Uitspraken
Zoekresultaat - inzien document
ECLI:NL:HR:2020:1866
- Instantie
- Hoge Raad
- Datum uitspraak
- 24-11-2020
- Datum publicatie
- 24-11-2020
- Zaaknummer
-
19/02285
- Formele relaties
-
In cassatie op : ECLI:NL:GHARL:2019:3674
Conclusie: ECLI:NL:PHR:2020:1114
- Rechtsgebieden
-
Strafrecht
- Bijzondere kenmerken
-
Cassatie
- Inhoudsindicatie
-
Profijtontneming. Geen middelen ingediend, betrokkene n-o. Samenhang met 19/02119, 19/02118 P en 19/02116 P.
- Vindplaatsen
-
Rechtspraak.nl
- Verrijkte uitspraak
Uitspraak
HOGE RAAD DER NEDERLANDEN
STRAFKAMER
Nummer 19/02285 P
Datum 24 november 2020
ARREST
op het beroep in cassatie tegen een uitspraak van het gerechtshof Arnhem-Leeuwarden van 24 april 2019, nummer 21-000554-17, op een vordering tot ontneming van wederrechtelijk verkregen voordeel ten laste
van
[betrokkene] ,
geboren te [geboorteplaats] op [geboortedatum] 1964,
hierna: de betrokkene.
1 Procesverloop in cassatie
Het beroep is ingesteld door de betrokkene. Cassatiemiddelen zijn namens deze niet voorgesteld.
De advocaat-generaal D.J.C. Aben heeft geconcludeerd tot niet-ontvankelijkverklaring van het beroep.
2 Beoordeling van de ontvankelijkheid van het beroep
De wet bepaalt binnen welke termijn een advocaat namens de betrokkene een schriftuur met cassatiemiddelen (klachten) bij de Hoge Raad moet indienen. Aan die verplichting is niet voldaan.
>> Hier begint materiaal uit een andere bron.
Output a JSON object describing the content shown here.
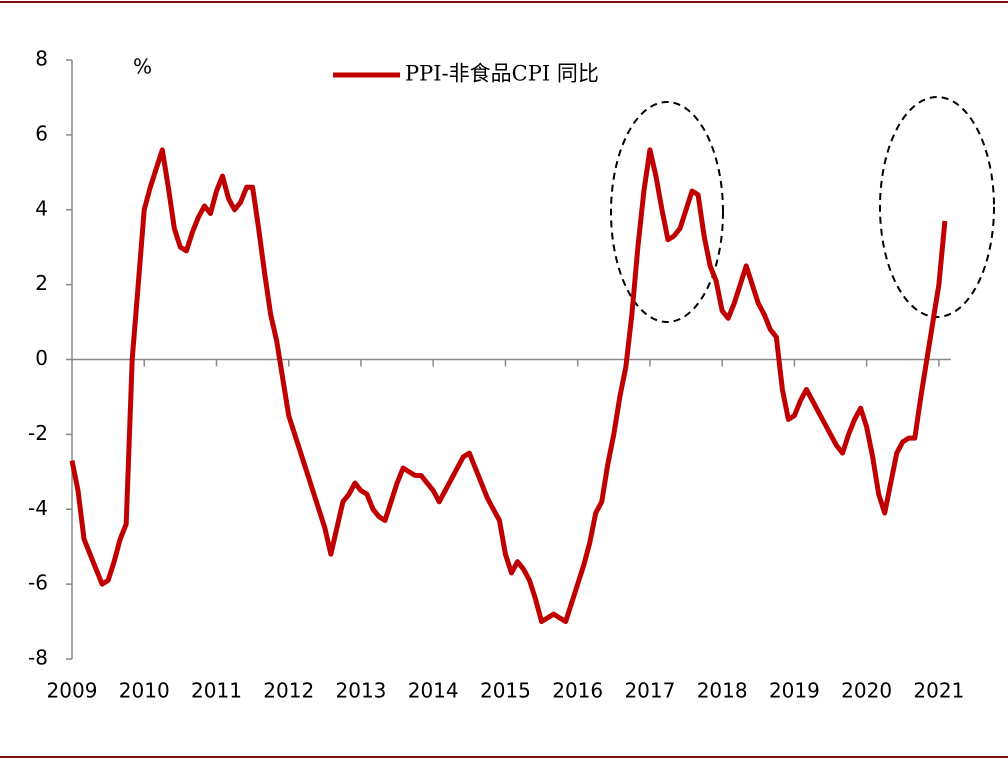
{
  "chart_data": {
    "type": "line",
    "y_unit": "%",
    "categories": [
      "2009",
      null,
      null,
      null,
      null,
      null,
      null,
      null,
      null,
      null,
      null,
      null,
      "2010",
      null,
      null,
      null,
      null,
      null,
      null,
      null,
      null,
      null,
      null,
      null,
      "2011",
      null,
      null,
      null,
      null,
      null,
      null,
      null,
      null,
      null,
      null,
      null,
      "2012",
      null,
      null,
      null,
      null,
      null,
      null,
      null,
      null,
      null,
      null,
      null,
      "2013",
      null,
      null,
      null,
      null,
      null,
      null,
      null,
      null,
      null,
      null,
      null,
      "2014",
      null,
      null,
      null,
      null,
      null,
      null,
      null,
      null,
      null,
      null,
      null,
      "2015",
      null,
      null,
      null,
      null,
      null,
      null,
      null,
      null,
      null,
      null,
      null,
      "2016",
      null,
      null,
      null,
      null,
      null,
      null,
      null,
      null,
      null,
      null,
      null,
      "2017",
      null,
      null,
      null,
      null,
      null,
      null,
      null,
      null,
      null,
      null,
      null,
      "2018",
      null,
      null,
      null,
      null,
      null,
      null,
      null,
      null,
      null,
      null,
      null,
      "2019",
      null,
      null,
      null,
      null,
      null,
      null,
      null,
      null,
      null,
      null,
      null,
      "2020",
      null,
      null,
      null,
      null,
      null,
      null,
      null,
      null,
      null,
      null,
      null,
      "2021",
      null
    ],
    "series": [
      {
        "name": "PPI-非食品CPI 同比",
        "color": "#c00000",
        "values": [
          -2.7,
          -3.5,
          -4.8,
          -5.2,
          -5.6,
          -6.0,
          -5.9,
          -5.4,
          -4.8,
          -4.4,
          0.0,
          2.0,
          4.0,
          4.6,
          5.1,
          5.6,
          4.6,
          3.5,
          3.0,
          2.9,
          3.4,
          3.8,
          4.1,
          3.9,
          4.5,
          4.9,
          4.3,
          4.0,
          4.2,
          4.6,
          4.6,
          3.5,
          2.3,
          1.2,
          0.5,
          -0.5,
          -1.5,
          -2.0,
          -2.5,
          -3.0,
          -3.5,
          -4.0,
          -4.5,
          -5.2,
          -4.5,
          -3.8,
          -3.6,
          -3.3,
          -3.5,
          -3.6,
          -4.0,
          -4.2,
          -4.3,
          -3.8,
          -3.3,
          -2.9,
          -3.0,
          -3.1,
          -3.1,
          -3.3,
          -3.5,
          -3.8,
          -3.5,
          -3.2,
          -2.9,
          -2.6,
          -2.5,
          -2.9,
          -3.3,
          -3.7,
          -4.0,
          -4.3,
          -5.2,
          -5.7,
          -5.4,
          -5.6,
          -5.9,
          -6.4,
          -7.0,
          -6.9,
          -6.8,
          -6.9,
          -7.0,
          -6.5,
          -6.0,
          -5.5,
          -4.9,
          -4.1,
          -3.8,
          -2.8,
          -2.0,
          -1.0,
          -0.2,
          1.2,
          3.0,
          4.5,
          5.6,
          4.9,
          4.0,
          3.2,
          3.3,
          3.5,
          4.0,
          4.5,
          4.4,
          3.3,
          2.5,
          2.1,
          1.3,
          1.1,
          1.5,
          2.0,
          2.5,
          2.0,
          1.5,
          1.2,
          0.8,
          0.6,
          -0.8,
          -1.6,
          -1.5,
          -1.1,
          -0.8,
          -1.1,
          -1.4,
          -1.7,
          -2.0,
          -2.3,
          -2.5,
          -2.0,
          -1.6,
          -1.3,
          -1.8,
          -2.6,
          -3.6,
          -4.1,
          -3.3,
          -2.5,
          -2.2,
          -2.1,
          -2.1,
          -1.0,
          0.0,
          1.0,
          2.0,
          3.7
        ]
      }
    ],
    "ylim": [
      -8,
      8
    ],
    "yticks": [
      -8,
      -6,
      -4,
      -2,
      0,
      2,
      4,
      6,
      8
    ],
    "grid": false,
    "legend": "top"
  }
}
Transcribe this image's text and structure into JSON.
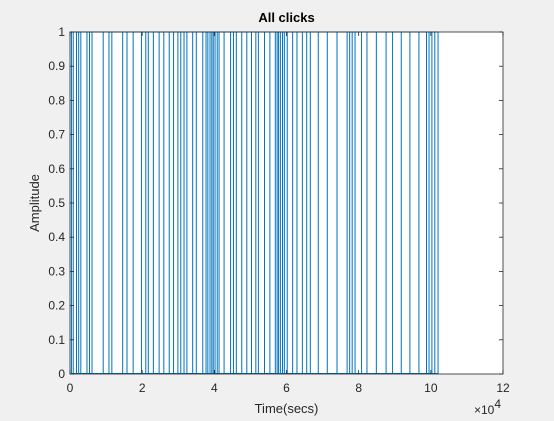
{
  "chart_data": {
    "type": "line",
    "title": "All clicks",
    "xlabel": "Time(secs)",
    "ylabel": "Amplitude",
    "x_multiplier_base": "×10",
    "x_multiplier_exp": "4",
    "xlim": [
      0,
      120000
    ],
    "ylim": [
      0,
      1
    ],
    "x_ticks": [
      0,
      20000,
      40000,
      60000,
      80000,
      100000,
      120000
    ],
    "x_tick_labels": [
      "0",
      "2",
      "4",
      "6",
      "8",
      "10",
      "12"
    ],
    "y_ticks": [
      0,
      0.1,
      0.2,
      0.3,
      0.4,
      0.5,
      0.6,
      0.7,
      0.8,
      0.9,
      1
    ],
    "y_tick_labels": [
      "0",
      "0.1",
      "0.2",
      "0.3",
      "0.4",
      "0.5",
      "0.6",
      "0.7",
      "0.8",
      "0.9",
      "1"
    ],
    "grid": false,
    "line_color": "#0072BD",
    "series": [
      {
        "click_times": [
          400,
          900,
          1800,
          2400,
          3000,
          4700,
          5400,
          6100,
          9200,
          10800,
          11600,
          14600,
          15800,
          17500,
          19800,
          21000,
          21700,
          23100,
          24700,
          26000,
          27500,
          28700,
          29900,
          30700,
          31600,
          32400,
          34000,
          35000,
          36800,
          37700,
          38200,
          38800,
          39300,
          39700,
          40200,
          40800,
          41300,
          42700,
          44500,
          45300,
          46100,
          47600,
          49000,
          50300,
          51500,
          52200,
          53900,
          55400,
          56900,
          57400,
          57800,
          58300,
          58900,
          59400,
          60200,
          61700,
          62900,
          64400,
          65600,
          66600,
          68800,
          71300,
          74000,
          76800,
          77500,
          78200,
          79000,
          80800,
          82300,
          84900,
          87600,
          89400,
          91800,
          94200,
          96700,
          98800,
          99500,
          100300,
          101100,
          102000
        ]
      }
    ]
  }
}
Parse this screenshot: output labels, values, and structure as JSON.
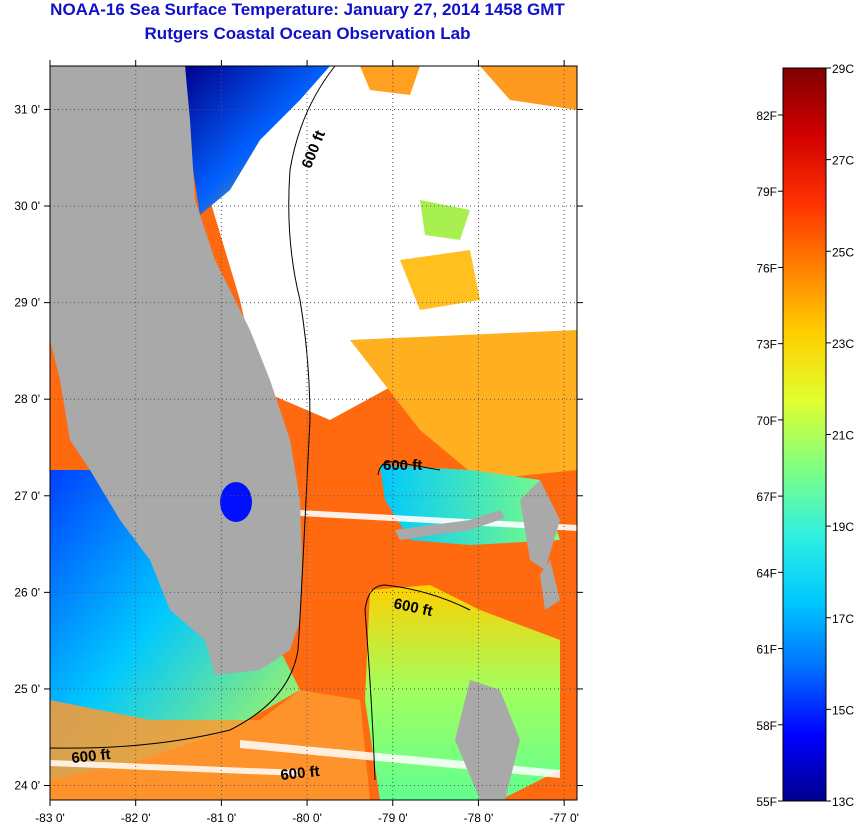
{
  "title": "NOAA-16 Sea Surface Temperature:  January 27, 2014 1458 GMT",
  "subtitle": "Rutgers Coastal Ocean Observation Lab",
  "map": {
    "lon_range": [
      -83,
      -76.85
    ],
    "lat_range": [
      23.85,
      31.45
    ],
    "lon_ticks": [
      "-83 0'",
      "-82 0'",
      "-81 0'",
      "-80 0'",
      "-79 0'",
      "-78 0'",
      "-77 0'"
    ],
    "lat_ticks": [
      "24 0'",
      "25 0'",
      "26 0'",
      "27 0'",
      "28 0'",
      "29 0'",
      "30 0'",
      "31 0'"
    ],
    "contour_label": "600 ft",
    "land_color": "#a9a9a9",
    "no_data_color": "#ffffff"
  },
  "colorbar": {
    "celsius_labels": [
      "29C",
      "27C",
      "25C",
      "23C",
      "21C",
      "19C",
      "17C",
      "15C",
      "13C"
    ],
    "fahrenheit_labels": [
      "82F",
      "79F",
      "76F",
      "73F",
      "70F",
      "67F",
      "64F",
      "61F",
      "58F",
      "55F"
    ],
    "colors": [
      "#00008c",
      "#0000ff",
      "#0070ff",
      "#00c8ff",
      "#30f0e0",
      "#80ff80",
      "#e0ff30",
      "#ffd000",
      "#ff8000",
      "#ff3000",
      "#d00000",
      "#800000"
    ]
  }
}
Het gevolg daarvan is dat de Hoge Raad het beroep van de betrokkene niet in behandeling kan nemen (zie artikel 437 lid 2 in samenhang met artikel 511h van het Wetboek van Strafvordering).
3 Beslissing
De Hoge Raad verklaart het beroep niet-ontvankelijk.
Dit arrest is gewezen door de vice-president J. de Hullu als voorzitter, en de raadsheren M.J. Borgers en M. Kuijer, in bijzijn van de waarnemend griffier E. Schnetz, en uitgesproken ter openbare terechtzitting van 24 november 2020.